Musica

Xabier Iriondo – Irrintzi

Mario Esposito

Una carriera ventennale, una discografia chilometrica e coinvolgimenti in progetti più o meno noti

Una carriera ventennale, una discografia chilometrica e coinvolgimenti in progetti più o meno noti del panorama indipendente italiano, eppure arriva soltanto oggi il primo lavoro a nome Xabier Iriondo: l’artista italo-basco, deus ex machina degli Afterhours e polistrumentista tra i più apprezzati nel nostro paese, si mette a nudo con un lavoro che, sin dal titolo “Irrintzi” (in lingua basca, un urlo prolungato), prende le mosse dalle sue radici per farle convergere nel rock, nel noise e nella ricerca sonora più estrema, quella stessa che già da anni lo vede protagonista di un progetto finalizzato all’autocostruzione degli strumenti e all’incontro degli stessi con musica elettronica, field recordings e strumenti elettroacustici.

Stridii e suoni graffianti che incontrano la musica tradizionale basca, “Irrintzi” è un melting pot culturale da esplorare con lo sguardo incuriosito di chi ha voglia di aprirsi all’arte in tutte le sue contaminazioni: l’ultimo saluto (“aurresku” in basco) di una bimba al nonno su un sottofondo di strumenti tradizionali suonati da Gaizka Sarrasola, in “Elektraren Aurreskua”, o il racconto di Karmel Iriondo Etxaburu, papà di Xabier, di quanto visto a Gernika nel 1937 il giorno dopo il bombardamento da parte della Legione Condor, in “Gernika eta Bermeo”, sono ben più di un omaggio alla regione spagnola della quale Iriondo è originario.

La title-track “Irrintzi”, tenendo fede al titolo, si presenta come un lungo e rabbioso grido, supportato da chitarre sporche e taglienti, mentre “Il cielo sfondato” (con i contributi del sassofonista Gianni Mimmo e di Paolo Tofani degli AREA) entra in territori di matrice progressive con una melodia semplice dal sapore indianeggiante.

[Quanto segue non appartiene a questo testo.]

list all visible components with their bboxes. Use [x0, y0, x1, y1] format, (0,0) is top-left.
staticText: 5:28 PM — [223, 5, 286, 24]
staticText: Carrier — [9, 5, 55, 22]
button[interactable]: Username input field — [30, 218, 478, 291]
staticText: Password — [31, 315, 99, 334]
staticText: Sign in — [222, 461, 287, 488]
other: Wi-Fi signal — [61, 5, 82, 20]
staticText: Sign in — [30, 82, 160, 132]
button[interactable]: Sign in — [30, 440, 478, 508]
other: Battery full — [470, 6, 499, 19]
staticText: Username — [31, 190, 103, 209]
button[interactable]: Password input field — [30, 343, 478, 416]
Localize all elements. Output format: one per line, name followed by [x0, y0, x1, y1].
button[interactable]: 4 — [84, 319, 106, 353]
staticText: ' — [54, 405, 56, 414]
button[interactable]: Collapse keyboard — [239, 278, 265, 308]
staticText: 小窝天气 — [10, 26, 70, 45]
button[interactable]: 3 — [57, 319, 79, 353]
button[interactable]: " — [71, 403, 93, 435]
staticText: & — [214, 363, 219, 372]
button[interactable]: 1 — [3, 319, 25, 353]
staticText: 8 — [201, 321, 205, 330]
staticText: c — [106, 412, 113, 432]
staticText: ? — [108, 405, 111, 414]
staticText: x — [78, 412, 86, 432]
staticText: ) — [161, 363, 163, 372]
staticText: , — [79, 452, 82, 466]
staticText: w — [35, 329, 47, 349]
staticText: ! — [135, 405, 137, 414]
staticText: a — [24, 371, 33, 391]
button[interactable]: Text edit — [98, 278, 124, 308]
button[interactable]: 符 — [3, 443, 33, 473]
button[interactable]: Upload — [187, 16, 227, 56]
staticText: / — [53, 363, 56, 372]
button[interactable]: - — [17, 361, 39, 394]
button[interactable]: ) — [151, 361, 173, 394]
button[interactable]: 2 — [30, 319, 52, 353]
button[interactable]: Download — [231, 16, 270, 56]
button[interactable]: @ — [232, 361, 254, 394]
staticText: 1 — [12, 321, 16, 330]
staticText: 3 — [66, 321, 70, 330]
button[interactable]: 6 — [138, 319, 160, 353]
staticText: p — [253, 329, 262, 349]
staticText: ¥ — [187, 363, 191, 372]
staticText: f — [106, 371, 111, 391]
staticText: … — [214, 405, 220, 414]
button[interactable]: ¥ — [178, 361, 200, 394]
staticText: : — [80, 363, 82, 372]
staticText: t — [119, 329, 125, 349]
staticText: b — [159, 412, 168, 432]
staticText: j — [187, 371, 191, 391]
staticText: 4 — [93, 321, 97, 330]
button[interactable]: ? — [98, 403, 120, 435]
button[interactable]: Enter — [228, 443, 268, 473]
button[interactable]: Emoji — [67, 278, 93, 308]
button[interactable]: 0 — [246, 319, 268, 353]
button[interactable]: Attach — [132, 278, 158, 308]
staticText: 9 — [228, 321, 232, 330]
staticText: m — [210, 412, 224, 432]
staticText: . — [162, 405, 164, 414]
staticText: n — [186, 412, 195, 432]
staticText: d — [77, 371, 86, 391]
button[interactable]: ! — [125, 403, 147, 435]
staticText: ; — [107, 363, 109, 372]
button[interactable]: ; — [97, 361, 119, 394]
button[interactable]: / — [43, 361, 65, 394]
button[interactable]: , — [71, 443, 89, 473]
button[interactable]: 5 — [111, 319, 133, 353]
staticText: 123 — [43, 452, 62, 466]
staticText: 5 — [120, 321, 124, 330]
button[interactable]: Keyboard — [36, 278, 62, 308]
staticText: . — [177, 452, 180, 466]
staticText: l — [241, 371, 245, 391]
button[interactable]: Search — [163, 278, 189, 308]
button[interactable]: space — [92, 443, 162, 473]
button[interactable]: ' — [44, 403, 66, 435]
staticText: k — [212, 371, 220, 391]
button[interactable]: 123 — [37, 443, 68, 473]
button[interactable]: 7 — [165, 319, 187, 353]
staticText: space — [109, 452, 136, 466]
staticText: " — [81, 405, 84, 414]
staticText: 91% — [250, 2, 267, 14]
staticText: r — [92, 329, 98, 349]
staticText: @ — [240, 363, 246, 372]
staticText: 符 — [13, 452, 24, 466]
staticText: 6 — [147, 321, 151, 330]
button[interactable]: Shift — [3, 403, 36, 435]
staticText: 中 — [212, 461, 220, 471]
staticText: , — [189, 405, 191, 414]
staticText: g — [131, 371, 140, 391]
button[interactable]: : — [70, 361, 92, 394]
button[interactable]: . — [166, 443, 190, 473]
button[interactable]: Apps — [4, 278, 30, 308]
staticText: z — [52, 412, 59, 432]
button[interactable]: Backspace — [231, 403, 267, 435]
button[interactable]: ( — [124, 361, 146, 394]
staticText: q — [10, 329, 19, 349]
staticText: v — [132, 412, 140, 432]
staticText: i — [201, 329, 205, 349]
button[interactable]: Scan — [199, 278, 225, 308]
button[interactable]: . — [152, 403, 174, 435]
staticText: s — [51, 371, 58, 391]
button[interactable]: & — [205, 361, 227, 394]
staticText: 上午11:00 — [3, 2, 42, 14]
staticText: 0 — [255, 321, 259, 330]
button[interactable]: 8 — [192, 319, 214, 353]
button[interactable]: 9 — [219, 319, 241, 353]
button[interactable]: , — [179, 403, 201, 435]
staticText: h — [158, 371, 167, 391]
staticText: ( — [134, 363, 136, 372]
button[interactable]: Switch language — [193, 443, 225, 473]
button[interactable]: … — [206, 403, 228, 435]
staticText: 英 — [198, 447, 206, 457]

La zona-cover pesca un po’ ovunque nel background musicale di Iriondo: si va da una rumorosa versione di “Reason to believe” di Springsteen cantata da Paolo Saporiti all’imprevedibile medley “Preferirei piuttosto gente per bene gente per male”, che unisce un brano di Francesco Currà ad uno della coppia Battisti-Mogol, in un visionario scontro tra mondi apparentemente agli antipodi; ancora, c’è spazio per i Motorhead di “The hammer”, così come per un altro salto nella tradizione con “Itziar en semea”, brano folk basco diventato negli anni un vero e proprio inno antifranchista e qui destrutturato in chiave noise, per chiudere poi con il Lennon di “Cold Turkey”, rock’n’roll diretto ed essenziale arricchito dalla presenza della triade Agnelli-Prette-Dell’era.

Un lavoro fuori dagli schemi che consegna, laddove vi fosse ancora bisogno di dimostrazioni, uno Xabier Iriondo poliedrico ed eccentrico, capace di manipolare con personalità qualsiasi riferimento di genere disorientando e, al tempo stesso, affascinando l’ascoltatore: abilità che è poi ciò che rende un musicista un vero e proprio artista.